By the time she quotes Harry Truman reminding Americans that “Socialism is a scare word they have hurled at every advance the people have made… Socialism is their name for anything that helps all the people,” the whole hypocrisy lays itself bare. Crowe is right: the U.S. has two right-wing parties, one openly fascist, the other so corporate-captured it can’t even bring itself to vote against demonizing the very policies keeping millions alive.
And if all of this feels like a country sliding into something darker, the warping of diplomacy into Kremlin fan fiction, the White House running interference for accused traffickers, the military quietly Googling “how illegal is my mission,” Congress panicking over the word “socialism” while corporate monopolies engineer our food supply, Ty Cobb, of all people, is here to tell you that you’re not imagining it. Trump’s own former White House lawyer went on television and calmly explained that the Constitution was never built to withstand a president as “evil” as Donald Trump. Congress, Cobb said, has “neutered itself,” handing its Article I powers to a man whose governing instincts run exclusively on revenge and violence. The courts, he warned, simply aren’t designed to rescue a country from a president who sees the law as a personal inconvenience. “The Constitution is not adequate to deal with a president as evil as Trump,” Cobb said, and it’s hard to argue with him when you watch Trump threatening lawmakers, denigrating judges, firing military lawyers for advising against war crimes, and celebrating National Guard deployments that federal courts have already ruled illegal.
Cobb didn’t stop at the structural analysis. He said out loud what everyone in Washington whispers: Trump’s instinct, when cornered, is not retreat but violence. “Fight by any means possible, legal or otherwise.” A president who cannot be constrained by Congress, who openly declares war on the judiciary, who turns the Justice Department into a bludgeon and the military into a stage prop, is not a constitutional problem. He is a structural failure the Constitution was never meant to handle. And when a former White House lawyer tells you, on camera, that “we may need to stop worrying about accountability and just get this over,” that the judiciary is the last pillar standing between this country and full authoritarian collapse, you should believe him. The people who saw Trump up close understand that the danger isn’t theoretical. It’s not academic, nor partisan, but it is ongoing.

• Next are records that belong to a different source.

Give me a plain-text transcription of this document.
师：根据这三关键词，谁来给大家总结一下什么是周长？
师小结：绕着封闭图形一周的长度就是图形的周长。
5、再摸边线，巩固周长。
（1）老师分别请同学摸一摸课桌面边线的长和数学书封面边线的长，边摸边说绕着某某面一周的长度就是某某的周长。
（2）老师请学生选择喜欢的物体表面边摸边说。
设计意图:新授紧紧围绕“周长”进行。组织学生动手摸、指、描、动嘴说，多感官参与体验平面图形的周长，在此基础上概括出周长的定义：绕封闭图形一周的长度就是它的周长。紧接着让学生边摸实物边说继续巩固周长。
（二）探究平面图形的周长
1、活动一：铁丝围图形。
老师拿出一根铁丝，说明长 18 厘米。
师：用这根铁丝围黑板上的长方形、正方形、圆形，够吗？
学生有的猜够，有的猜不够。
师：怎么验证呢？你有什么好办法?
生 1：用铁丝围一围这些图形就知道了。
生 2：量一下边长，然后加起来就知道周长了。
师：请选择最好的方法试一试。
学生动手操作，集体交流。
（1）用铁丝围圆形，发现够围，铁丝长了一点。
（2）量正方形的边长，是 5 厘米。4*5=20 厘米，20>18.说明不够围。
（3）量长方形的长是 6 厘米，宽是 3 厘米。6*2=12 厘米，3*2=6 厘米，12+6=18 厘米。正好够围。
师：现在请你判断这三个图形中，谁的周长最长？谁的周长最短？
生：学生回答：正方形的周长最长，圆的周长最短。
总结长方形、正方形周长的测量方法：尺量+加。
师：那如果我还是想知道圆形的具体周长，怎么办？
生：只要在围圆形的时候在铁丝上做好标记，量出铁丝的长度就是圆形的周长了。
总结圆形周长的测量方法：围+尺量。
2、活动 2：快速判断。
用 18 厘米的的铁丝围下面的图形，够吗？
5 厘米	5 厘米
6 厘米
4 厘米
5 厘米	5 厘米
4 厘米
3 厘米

So here we are, at the end of a week in which Europe tried to rescue diplomacy from Trump’s sabotage, DHS tried to protect evidence from Trump’s operatives, the military tried to shield itself from Trump’s orders, food experts begged politicians to stop corporations from poisoning us for profit, and Democratic lawmakers proved once again that they fear the word “socialism” more than they fear fascism. And into that chaos walks Ty Cobb with the simplest truth of all: our system wasn’t built for this. It wasn’t built for him. And unless the country wakes up to that fact, unless the institutions that still have spines left use them, the rest of us are going to be living on borrowed time.




Faith, mustard seed something like that.